Riefenstahl made two features for the Nazis, neither of which had any racialist or anti-Semitic content. Trimumph of the Will is a record of the 1934 Nuremberg rallies and Olympia is a record of the 1936 Olympics. I put her in the same group with Winnifred Wagner...someone with poor judgment who was seduced by Hitler’s personal magnetism. Swedish film director Ingmar Bergman was also taken with the Nazis as a young man. It all looked so shiny at first.
And btw she didn’t get any Oscars or accolades. But when she visited Hollywood in the late 1930s, the only studio head who would meet with her was Walt Disney. You could see the influence of her films on Bambi.
I would say that Riefenstahl was seduced by financing for her movies.

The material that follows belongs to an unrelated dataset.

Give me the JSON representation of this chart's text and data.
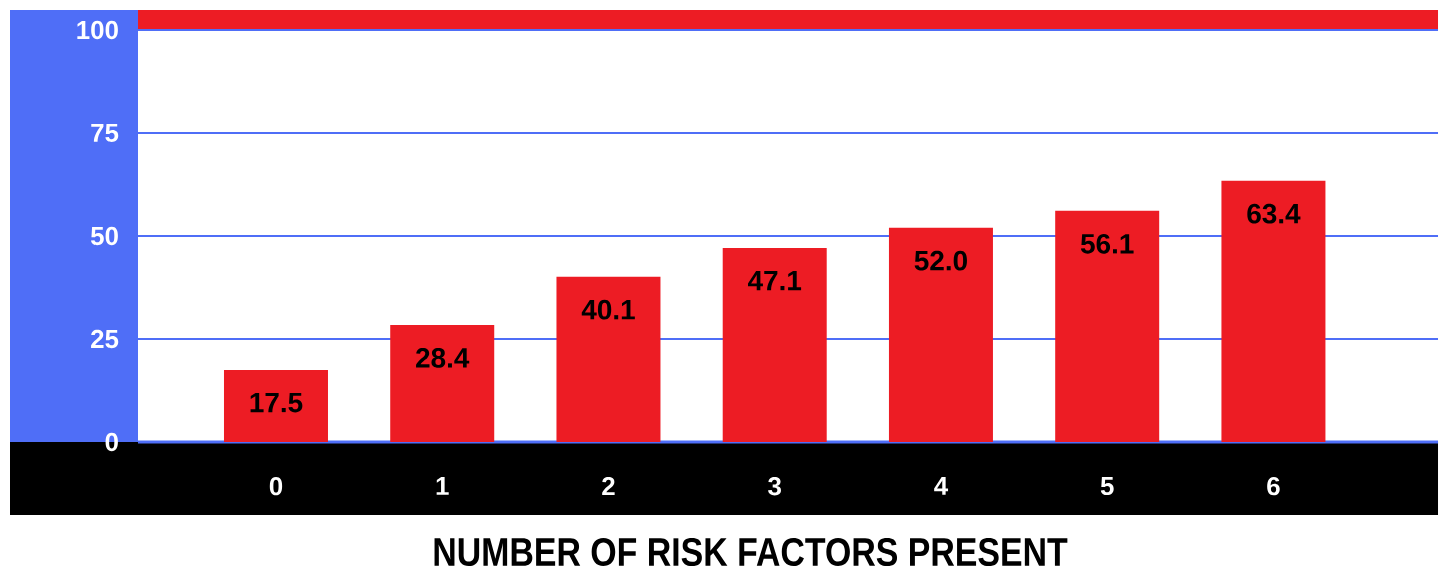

As for Winifred Wagner - a charming woman whom I met - you could not be more wrong. Yes, she was in love with Hitler, but she threatened the life of her own daughter, Friedelind, when Friedelind ran away to Switzerland to disassociate herself from the Nazis. As a result of the death threat, Friedelind left for England and spent the war in a camp for enemy aliens, while her family lived it up as favorites of the fuhrer. I know for a fact that until her dying day - decades after the end of the war - Frau Winifred kept a portrait of Hitler prominently displayed on her dressing table.